Baumwolle gilt als natürliche, Polyester als problematische Faser. So eindeutig ist die Antwort aber laut VerbraucherService Bayern im KDFB e. V. (VSB) nicht. Tatsächlich kann ein langlebiges Polyester-Shirt unter bestimmten Bedingungen klimafreundlicher sein als ein kurz getragenes Baumwollshirt. Entscheidend ist laut dem Verbraucherverband nicht nur das Material, sondern wie lange und wie oft wir unsere Kleidung nutzen.
„Natur“ heißt nicht automatisch nachhaltig
Viele Verbraucherinnen und Verbraucher verbinden „Natur“ automatisch mit Nachhaltigkeit. Doch der Blick hinter die Kulissen zeigt: Baumwolle ist extrem wasserintensiv, tierische Fasern können die Klimabilanz belasten, synthetische Stoffe setzen Mikroplastik frei. Gleichzeitig schneiden robuste Materialien bei langer Nutzung teilweise überraschend gut ab. Alternativen wie Hanf, Leinen oder moderne Zellulosefasern können im Umweltcheck Vorteile bieten – je nach Anbau und Herstellungsverfahren.
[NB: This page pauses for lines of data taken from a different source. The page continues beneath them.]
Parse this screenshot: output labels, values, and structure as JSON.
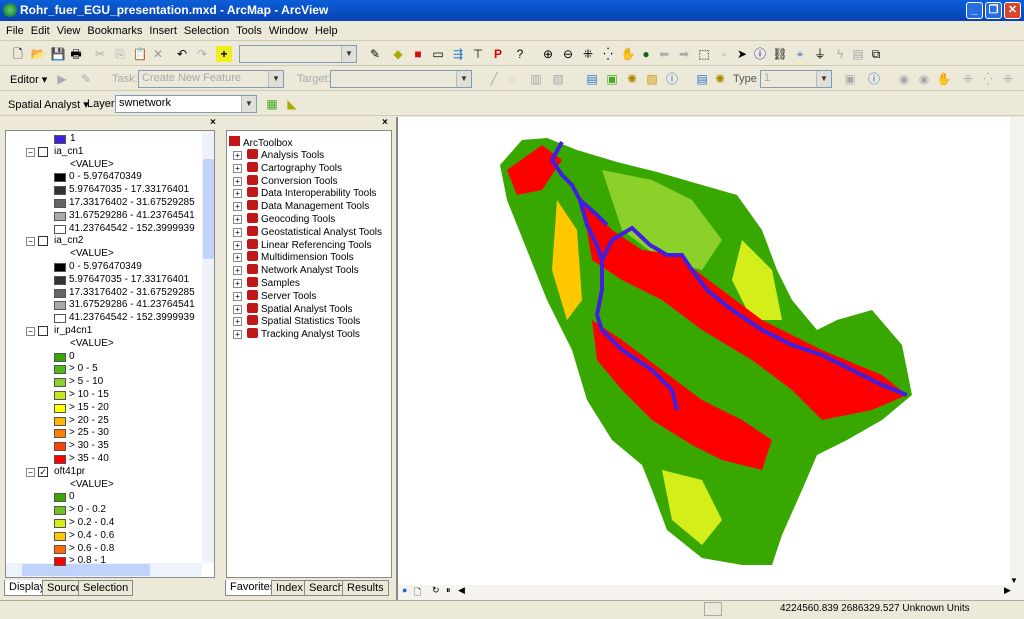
{
  "window": {
    "title": "Rohr_fuer_EGU_presentation.mxd - ArcMap - ArcView"
  },
  "menu": [
    "File",
    "Edit",
    "View",
    "Bookmarks",
    "Insert",
    "Selection",
    "Tools",
    "Window",
    "Help"
  ],
  "editor": {
    "label": "Editor",
    "task_label": "Task:",
    "task_value": "Create New Feature",
    "target_label": "Target:",
    "type_label": "Type",
    "type_value": "1"
  },
  "spatial_analyst": {
    "label": "Spatial Analyst",
    "layer_label": "Layer:",
    "layer_value": "swnetwork"
  },
  "toc": {
    "top_item": "1",
    "layers": [
      {
        "name": "ia_cn1",
        "checked": false,
        "field": "<VALUE>",
        "classes": [
          {
            "label": "0 - 5.976470349",
            "color": "#000000"
          },
          {
            "label": "5.97647035 - 17.33176401",
            "color": "#333333"
          },
          {
            "label": "17.33176402 - 31.67529285",
            "color": "#666666"
          },
          {
            "label": "31.67529286 - 41.23764541",
            "color": "#aaaaaa"
          },
          {
            "label": "41.23764542 - 152.3999939",
            "color": "#ffffff"
          }
        ]
      },
      {
        "name": "ia_cn2",
        "checked": false,
        "field": "<VALUE>",
        "classes": [
          {
            "label": "0 - 5.976470349",
            "color": "#000000"
          },
          {
            "label": "5.97647035 - 17.33176401",
            "color": "#333333"
          },
          {
            "label": "17.33176402 - 31.67529285",
            "color": "#666666"
          },
          {
            "label": "31.67529286 - 41.23764541",
            "color": "#aaaaaa"
          },
          {
            "label": "41.23764542 - 152.3999939",
            "color": "#ffffff"
          }
        ]
      },
      {
        "name": "ir_p4cn1",
        "checked": false,
        "field": "<VALUE>",
        "classes": [
          {
            "label": "0",
            "color": "#38a800"
          },
          {
            "label": "> 0 - 5",
            "color": "#4cb814"
          },
          {
            "label": "> 5 - 10",
            "color": "#8cd02a"
          },
          {
            "label": "> 10 - 15",
            "color": "#c8e61e"
          },
          {
            "label": "> 15 - 20",
            "color": "#ffff00"
          },
          {
            "label": "> 20 - 25",
            "color": "#ffb400"
          },
          {
            "label": "> 25 - 30",
            "color": "#ff8000"
          },
          {
            "label": "> 30 - 35",
            "color": "#ff4000"
          },
          {
            "label": "> 35 - 40",
            "color": "#ff0000"
          }
        ]
      },
      {
        "name": "oft41pr",
        "checked": true,
        "field": "<VALUE>",
        "classes": [
          {
            "label": "0",
            "color": "#38a800"
          },
          {
            "label": "> 0 - 0.2",
            "color": "#70c020"
          },
          {
            "label": "> 0.2 - 0.4",
            "color": "#d4ee1a"
          },
          {
            "label": "> 0.4 - 0.6",
            "color": "#ffc800"
          },
          {
            "label": "> 0.6 - 0.8",
            "color": "#ff6a00"
          },
          {
            "label": "> 0.8 - 1",
            "color": "#ff0000"
          }
        ]
      }
    ],
    "tabs": [
      "Display",
      "Source",
      "Selection"
    ]
  },
  "toolbox": {
    "root": "ArcToolbox",
    "items": [
      "Analysis Tools",
      "Cartography Tools",
      "Conversion Tools",
      "Data Interoperability Tools",
      "Data Management Tools",
      "Geocoding Tools",
      "Geostatistical Analyst Tools",
      "Linear Referencing Tools",
      "Multidimension Tools",
      "Network Analyst Tools",
      "Samples",
      "Server Tools",
      "Spatial Analyst Tools",
      "Spatial Statistics Tools",
      "Tracking Analyst Tools"
    ],
    "tabs": [
      "Favorites",
      "Index",
      "Search",
      "Results"
    ]
  },
  "status": {
    "coordinates": "4224560.839  2686329.527 Unknown Units"
  },
  "colors": {
    "river": "#4020e0",
    "green": "#38a800",
    "red": "#ff0000",
    "yellow": "#d4ee1a",
    "orange": "#ffc800"
  }
}
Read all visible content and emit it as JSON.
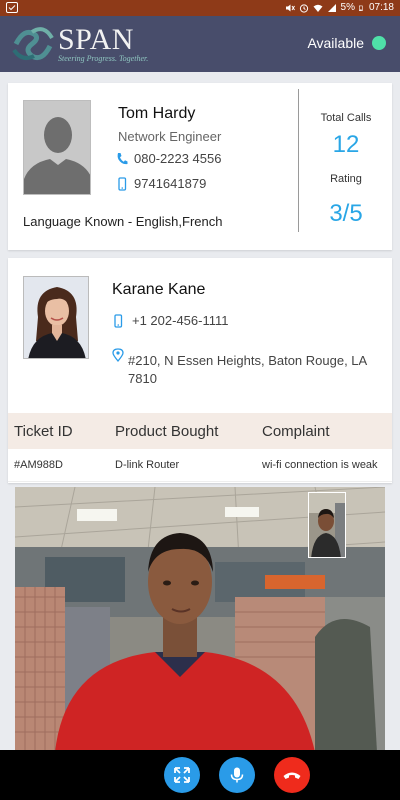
{
  "status_bar": {
    "battery": "5%",
    "time": "07:18"
  },
  "header": {
    "logo_text": "SPAN",
    "tagline": "Steering Progress. Together.",
    "availability_label": "Available",
    "availability_color": "#4fe0a8"
  },
  "agent": {
    "name": "Tom Hardy",
    "role": "Network Engineer",
    "phone": "080-2223 4556",
    "mobile": "9741641879",
    "languages": "Language Known - English,French",
    "total_calls_label": "Total Calls",
    "total_calls": "12",
    "rating_label": "Rating",
    "rating": "3/5"
  },
  "customer": {
    "name": "Karane Kane",
    "phone": "+1 202-456-1111",
    "address": "#210, N Essen Heights, Baton Rouge, LA 7810"
  },
  "ticket_table": {
    "headers": [
      "Ticket ID",
      "Product Bought",
      "Complaint"
    ],
    "rows": [
      [
        "#AM988D",
        "D-link Router",
        "wi-fi connection is weak"
      ]
    ]
  },
  "call_controls": {
    "fullscreen_icon": "fullscreen-icon",
    "mic_icon": "mic-icon",
    "end_call_icon": "end-call-icon"
  },
  "colors": {
    "accent": "#29a6e6",
    "header_bg": "#484d6b",
    "status_bar_bg": "#8e3a18",
    "end_call": "#ef2b1c"
  }
}
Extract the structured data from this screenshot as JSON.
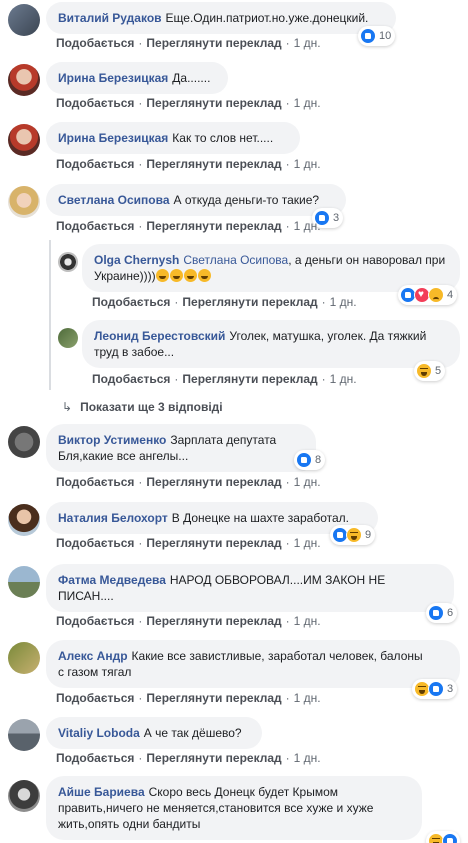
{
  "actions": {
    "like": "Подобається",
    "translate": "Переглянути переклад",
    "sep": "·"
  },
  "comments": [
    {
      "author": "Виталий Рудаков",
      "text": "Еще.Один.патриот.но.уже.донецкий.",
      "time": "1 дн.",
      "reactions": [
        "like"
      ],
      "count": "10",
      "avatar": "photo"
    },
    {
      "author": "Ирина Березицкая",
      "text": "Да.......",
      "time": "1 дн.",
      "avatar": "irina"
    },
    {
      "author": "Ирина Березицкая",
      "text": "Как то слов нет.....",
      "time": "1 дн.",
      "avatar": "irina"
    },
    {
      "author": "Светлана Осипова",
      "text": "А откуда деньги-то такие?",
      "time": "1 дн.",
      "reactions": [
        "like"
      ],
      "count": "3",
      "avatar": "svetlana"
    },
    {
      "author": "Olga Chernysh",
      "mention": "Светлана Осипова",
      "text": ", а деньги он наворовал при Украине))))",
      "time": "1 дн.",
      "reactions": [
        "like",
        "love",
        "sad"
      ],
      "count": "4",
      "avatar": "olga"
    },
    {
      "author": "Леонид Берестовский",
      "text": "Уголек, матушка, уголек. Да тяжкий труд в забое...",
      "time": "1 дн.",
      "reactions": [
        "haha"
      ],
      "count": "5",
      "avatar": "leonid"
    },
    {
      "author": "Виктор Устименко",
      "text_line1": "Зарплата депутата",
      "text_line2": "Бля,какие все ангелы...",
      "time": "1 дн.",
      "reactions": [
        "like"
      ],
      "count": "8",
      "avatar": "viktor"
    },
    {
      "author": "Наталия Белохорт",
      "text": "В Донецке на шахте заработал.",
      "time": "1 дн.",
      "reactions": [
        "like",
        "haha"
      ],
      "count": "9",
      "avatar": "natalia"
    },
    {
      "author": "Фатма Медведева",
      "text_line1": "НАРОД ОБВОРОВАЛ....ИМ ЗАКОН НЕ",
      "text_line2": "ПИСАН....",
      "time": "1 дн.",
      "reactions": [
        "like"
      ],
      "count": "6",
      "avatar": "fatma"
    },
    {
      "author": "Алекс Андр",
      "text_line1": "Какие все завистливые, заработал человек, балоны",
      "text_line2": "с газом тягал",
      "time": "1 дн.",
      "reactions": [
        "haha",
        "like"
      ],
      "count": "3",
      "avatar": "aleks"
    },
    {
      "author": "Vitaliy Loboda",
      "text": "А че так дёшево?",
      "time": "1 дн.",
      "avatar": "vitaliy"
    },
    {
      "author": "Айше Бариева",
      "text_line1": "Скоро весь Донецк будет Крымом",
      "text_line2": "править,ничего не меняется,становится все хуже и хуже",
      "text_line3": "жить,опять одни бандиты",
      "reactions": [
        "haha",
        "like"
      ],
      "avatar": "ayshe"
    }
  ],
  "more_replies": "Показати ще 3 відповіді"
}
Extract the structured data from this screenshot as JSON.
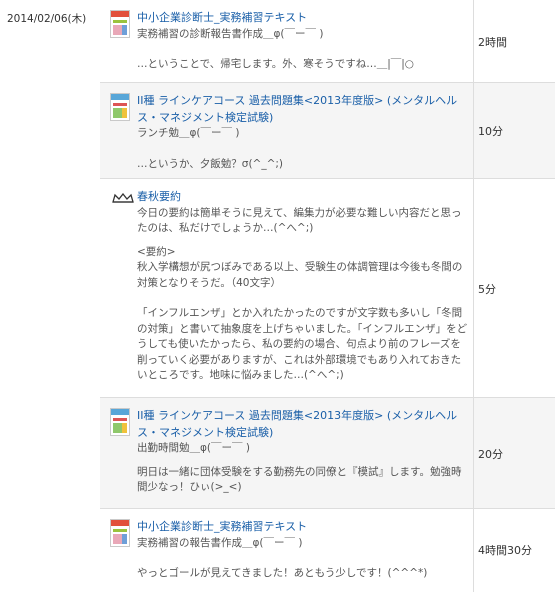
{
  "date": "2014/02/06(木)",
  "entries": [
    {
      "title": "中小企業診断士_実務補習テキスト",
      "subtitle": "実務補習の診断報告書作成＿φ(￣ー￣ )",
      "note": "…ということで、帰宅します。外、寒そうですね…＿|￣|○",
      "time": "2時間",
      "icon": "book-cover"
    },
    {
      "title": "II種 ラインケアコース 過去問題集<2013年度版> (メンタルヘルス・マネジメント検定試験)",
      "subtitle": "ランチ勉＿φ(￣ー￣ )",
      "note": "…というか、夕飯勉？σ(^_^;)",
      "time": "10分",
      "icon": "book-cover"
    },
    {
      "title": "春秋要約",
      "subtitle": "今日の要約は簡単そうに見えて、編集力が必要な難しい内容だと思ったのは、私だけでしょうか…(^へ^;)",
      "summary_label": "<要約>",
      "summary": "秋入学構想が尻つぼみである以上、受験生の体調管理は今後も冬間の対策となりそうだ。（40文字）",
      "note": "「インフルエンザ」とか入れたかったのですが文字数も多いし「冬間の対策」と書いて抽象度を上げちゃいました。「インフルエンザ」をどうしても使いたかったら、私の要約の場合、句点より前のフレーズを削っていく必要がありますが、これは外部環境でもあり入れておきたいところです。地味に悩みました…(^へ^;)",
      "time": "5分",
      "icon": "crown-icon"
    },
    {
      "title": "II種 ラインケアコース 過去問題集<2013年度版> (メンタルヘルス・マネジメント検定試験)",
      "subtitle": "出勤時間勉＿φ(￣ー￣ )",
      "note": "明日は一緒に団体受験をする勤務先の同僚と『模試』します。勉強時間少なっ！ひぃ(>_<)",
      "time": "20分",
      "icon": "book-cover"
    },
    {
      "title": "中小企業診断士_実務補習テキスト",
      "subtitle": "実務補習の報告書作成＿φ(￣ー￣ )",
      "note": "やっとゴールが見えてきました！あともう少しです！(^^^*)",
      "time": "4時間30分",
      "icon": "book-cover"
    }
  ],
  "colors": {
    "link": "#1a5fa8",
    "border": "#dddddd",
    "alt_row": "#f5f5f5"
  }
}
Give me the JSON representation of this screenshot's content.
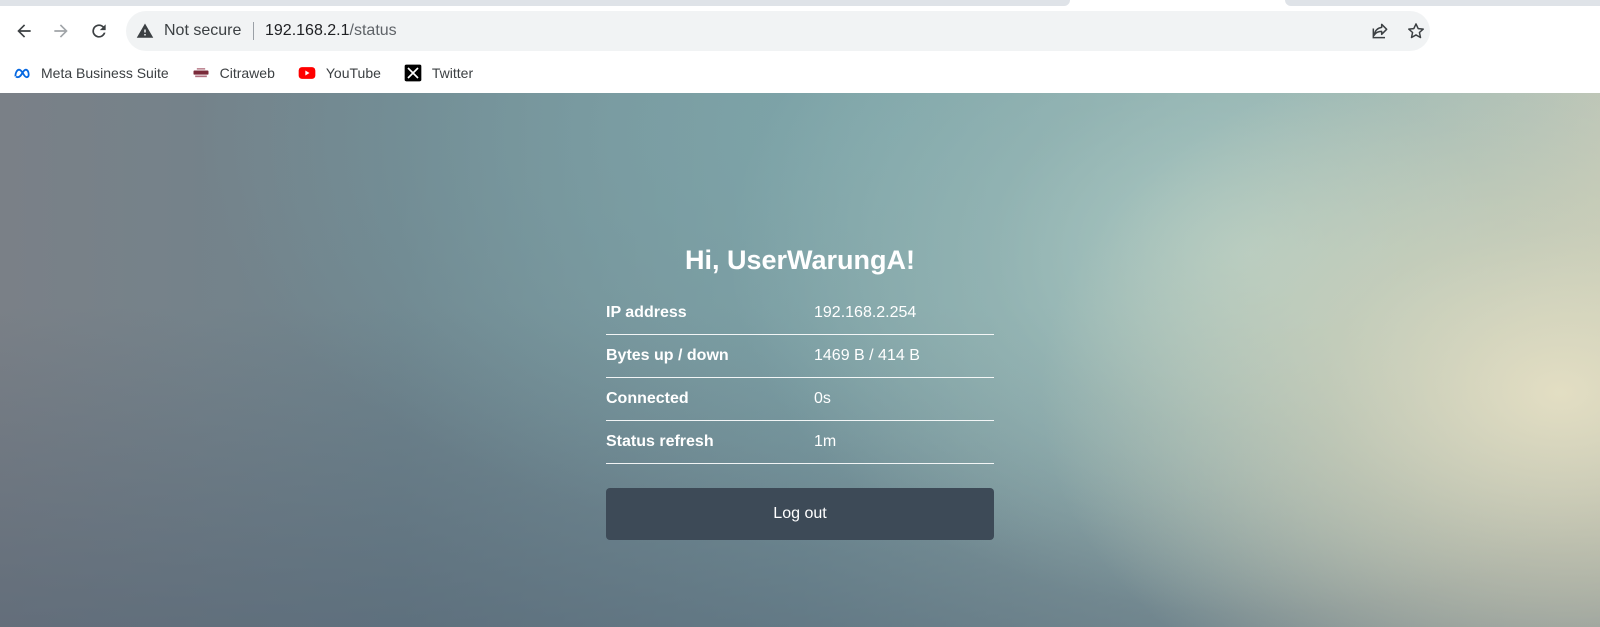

„Die perfekte Faser gibt es nicht. Wer nachhaltig handeln will, muss genauer hinschauen und vor allem bewusster konsumieren“, so Stephanie Ertl, Umweltexpertin des VSB. Nicht nur das Etikett entscheidet über die Umweltbilanz, sondern auch unser Einkaufsverhalten. Wer Qualität wählt, Kleidung pflegt und lange trägt, leistet in jeder Faser-Kategorie einen Beitrag für Klima und Ressourcen.